Granado on cross examination then says that the one person Kasabian says she saw on the front porch wasn’t there. Where’s Frykowski’s blood?

Instead they did nothing. Why? Well, Fitzgerald tells us why:

Bugliosi: Your Honor, that is a misstatement now. I think Mr. Fitzgerald knows when you say ‘animal,” you are not referring to a human being. I am going to object o that ground. It is a deliberate effort, I think, to get this witness confused.

Mr. Fitzgerald: I don’t know enough to confuse him.

The Court: Overruled.

[Aside: At the very end of Granado's testimony the following discussion ensues.

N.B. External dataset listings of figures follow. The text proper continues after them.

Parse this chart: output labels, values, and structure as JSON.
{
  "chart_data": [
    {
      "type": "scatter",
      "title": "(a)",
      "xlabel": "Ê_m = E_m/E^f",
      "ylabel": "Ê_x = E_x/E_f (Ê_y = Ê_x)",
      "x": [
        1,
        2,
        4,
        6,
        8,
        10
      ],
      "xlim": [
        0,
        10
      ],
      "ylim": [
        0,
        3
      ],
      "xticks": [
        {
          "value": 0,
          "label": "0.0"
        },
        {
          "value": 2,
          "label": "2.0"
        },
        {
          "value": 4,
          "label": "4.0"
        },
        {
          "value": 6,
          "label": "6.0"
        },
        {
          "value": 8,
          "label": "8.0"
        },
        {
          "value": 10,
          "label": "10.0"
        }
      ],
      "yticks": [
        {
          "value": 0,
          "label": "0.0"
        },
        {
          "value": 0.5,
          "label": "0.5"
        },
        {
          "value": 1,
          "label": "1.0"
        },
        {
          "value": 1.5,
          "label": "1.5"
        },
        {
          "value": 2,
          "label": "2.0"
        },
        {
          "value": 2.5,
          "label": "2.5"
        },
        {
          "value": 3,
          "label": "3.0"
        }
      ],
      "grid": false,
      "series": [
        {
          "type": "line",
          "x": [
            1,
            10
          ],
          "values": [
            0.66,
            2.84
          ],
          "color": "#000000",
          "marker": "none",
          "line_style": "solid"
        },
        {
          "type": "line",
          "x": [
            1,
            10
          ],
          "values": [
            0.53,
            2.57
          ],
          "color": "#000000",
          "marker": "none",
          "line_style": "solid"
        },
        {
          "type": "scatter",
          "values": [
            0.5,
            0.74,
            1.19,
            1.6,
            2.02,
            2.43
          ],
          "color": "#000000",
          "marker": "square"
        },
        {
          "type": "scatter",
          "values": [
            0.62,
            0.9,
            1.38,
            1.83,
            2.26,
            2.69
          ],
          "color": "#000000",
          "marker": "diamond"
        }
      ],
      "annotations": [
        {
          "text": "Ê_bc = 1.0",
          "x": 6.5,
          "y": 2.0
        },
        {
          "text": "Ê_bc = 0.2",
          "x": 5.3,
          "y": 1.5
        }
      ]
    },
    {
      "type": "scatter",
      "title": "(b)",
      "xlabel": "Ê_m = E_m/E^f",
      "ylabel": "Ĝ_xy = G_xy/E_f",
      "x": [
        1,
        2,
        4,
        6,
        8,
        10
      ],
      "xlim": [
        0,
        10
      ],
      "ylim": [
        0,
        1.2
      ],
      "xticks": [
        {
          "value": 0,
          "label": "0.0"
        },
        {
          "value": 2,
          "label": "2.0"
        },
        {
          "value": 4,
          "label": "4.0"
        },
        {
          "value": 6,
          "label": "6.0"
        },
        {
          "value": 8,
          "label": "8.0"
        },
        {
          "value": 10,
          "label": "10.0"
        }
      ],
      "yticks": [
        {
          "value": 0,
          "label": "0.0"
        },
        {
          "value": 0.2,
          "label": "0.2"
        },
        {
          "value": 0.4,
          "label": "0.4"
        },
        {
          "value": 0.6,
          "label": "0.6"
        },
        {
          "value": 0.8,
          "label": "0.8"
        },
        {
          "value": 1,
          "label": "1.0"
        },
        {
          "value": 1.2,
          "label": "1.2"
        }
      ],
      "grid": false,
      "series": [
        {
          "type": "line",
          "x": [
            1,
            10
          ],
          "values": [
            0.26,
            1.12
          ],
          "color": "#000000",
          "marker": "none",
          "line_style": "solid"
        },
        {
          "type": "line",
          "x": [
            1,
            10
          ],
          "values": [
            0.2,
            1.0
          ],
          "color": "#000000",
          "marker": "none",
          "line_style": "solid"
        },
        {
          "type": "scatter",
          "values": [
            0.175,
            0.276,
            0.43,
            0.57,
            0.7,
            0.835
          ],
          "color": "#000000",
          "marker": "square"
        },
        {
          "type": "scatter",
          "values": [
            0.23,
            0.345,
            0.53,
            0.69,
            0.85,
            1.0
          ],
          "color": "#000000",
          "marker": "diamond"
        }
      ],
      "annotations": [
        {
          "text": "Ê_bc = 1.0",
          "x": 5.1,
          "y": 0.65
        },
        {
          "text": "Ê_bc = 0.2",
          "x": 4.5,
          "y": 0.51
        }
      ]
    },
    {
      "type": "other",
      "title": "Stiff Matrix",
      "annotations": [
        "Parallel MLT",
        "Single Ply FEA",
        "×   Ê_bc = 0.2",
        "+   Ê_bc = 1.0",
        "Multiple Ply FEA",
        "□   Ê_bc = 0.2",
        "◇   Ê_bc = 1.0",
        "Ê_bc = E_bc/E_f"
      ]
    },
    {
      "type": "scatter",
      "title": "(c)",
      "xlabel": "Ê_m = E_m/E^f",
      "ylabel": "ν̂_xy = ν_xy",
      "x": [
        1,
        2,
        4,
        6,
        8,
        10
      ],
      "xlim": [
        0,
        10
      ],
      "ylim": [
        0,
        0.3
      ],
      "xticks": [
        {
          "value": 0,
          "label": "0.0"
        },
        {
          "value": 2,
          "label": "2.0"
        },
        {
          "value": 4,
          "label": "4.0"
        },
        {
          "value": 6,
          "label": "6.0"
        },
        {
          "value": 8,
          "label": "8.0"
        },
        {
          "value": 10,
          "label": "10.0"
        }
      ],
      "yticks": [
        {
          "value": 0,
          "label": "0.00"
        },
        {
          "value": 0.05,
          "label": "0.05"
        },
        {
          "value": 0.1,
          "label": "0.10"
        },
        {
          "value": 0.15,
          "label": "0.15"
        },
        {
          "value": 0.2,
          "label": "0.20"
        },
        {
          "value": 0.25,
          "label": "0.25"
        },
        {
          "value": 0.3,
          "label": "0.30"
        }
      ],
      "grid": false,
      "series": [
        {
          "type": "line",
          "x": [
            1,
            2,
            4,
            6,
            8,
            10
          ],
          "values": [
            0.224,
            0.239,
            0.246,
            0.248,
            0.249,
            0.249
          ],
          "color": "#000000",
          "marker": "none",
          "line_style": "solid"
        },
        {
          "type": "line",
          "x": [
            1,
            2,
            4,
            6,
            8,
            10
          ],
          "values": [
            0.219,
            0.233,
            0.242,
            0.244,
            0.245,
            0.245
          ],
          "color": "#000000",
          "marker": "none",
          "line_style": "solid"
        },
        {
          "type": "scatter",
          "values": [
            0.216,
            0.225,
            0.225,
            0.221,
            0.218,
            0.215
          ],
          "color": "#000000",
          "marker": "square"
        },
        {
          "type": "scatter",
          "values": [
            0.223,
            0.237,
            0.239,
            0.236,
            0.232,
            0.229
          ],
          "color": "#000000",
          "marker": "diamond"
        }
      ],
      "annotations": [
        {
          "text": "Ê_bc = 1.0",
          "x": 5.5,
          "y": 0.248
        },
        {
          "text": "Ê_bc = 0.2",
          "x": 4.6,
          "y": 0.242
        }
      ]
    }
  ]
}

Mr. Kanarek: Your Honor, before he is excused may we approach the bench, Your Honor?
The Court: Very well.

Kanarek: I would make a motion and request that Mr. manson be allowed to ask the witness several questions in connection with this matter.
The Court: Why?
Kanarek: Well, I think—I think this evidence is very vital to Mr. Manson’s case—it obviously involves material wherein—
The Court: That is not my point. What I am asking you is, why should he be permitted to ask questions rather than you?
Mr. Kanarek: Because of the right to effective counsel, your Honor. [Given Kanarek’s performance a very good point.]

The Court: Any reason you cannot ask the questions?
Mr. Kanarek: No, but he has a desire to do this. I can see no harm coming by asking the questions, a couple of questions of this witness. [It certainly can't be worse then you four.]

The Court: The motion is denied.

Maybe Manson was the only one to recognize the problems with Granado's testimony.]

Bugliosi exaggerated the mistakes made by the police in Helter Skelter. He later takes credit for fixing the problems or avoiding their impact at trial or uses them to demonstrate how much more difficult his task was in securing a conviction because of police errors. Did the police make errors? Yes, they did. But they didn’t make several of those claimed by Bugliosi.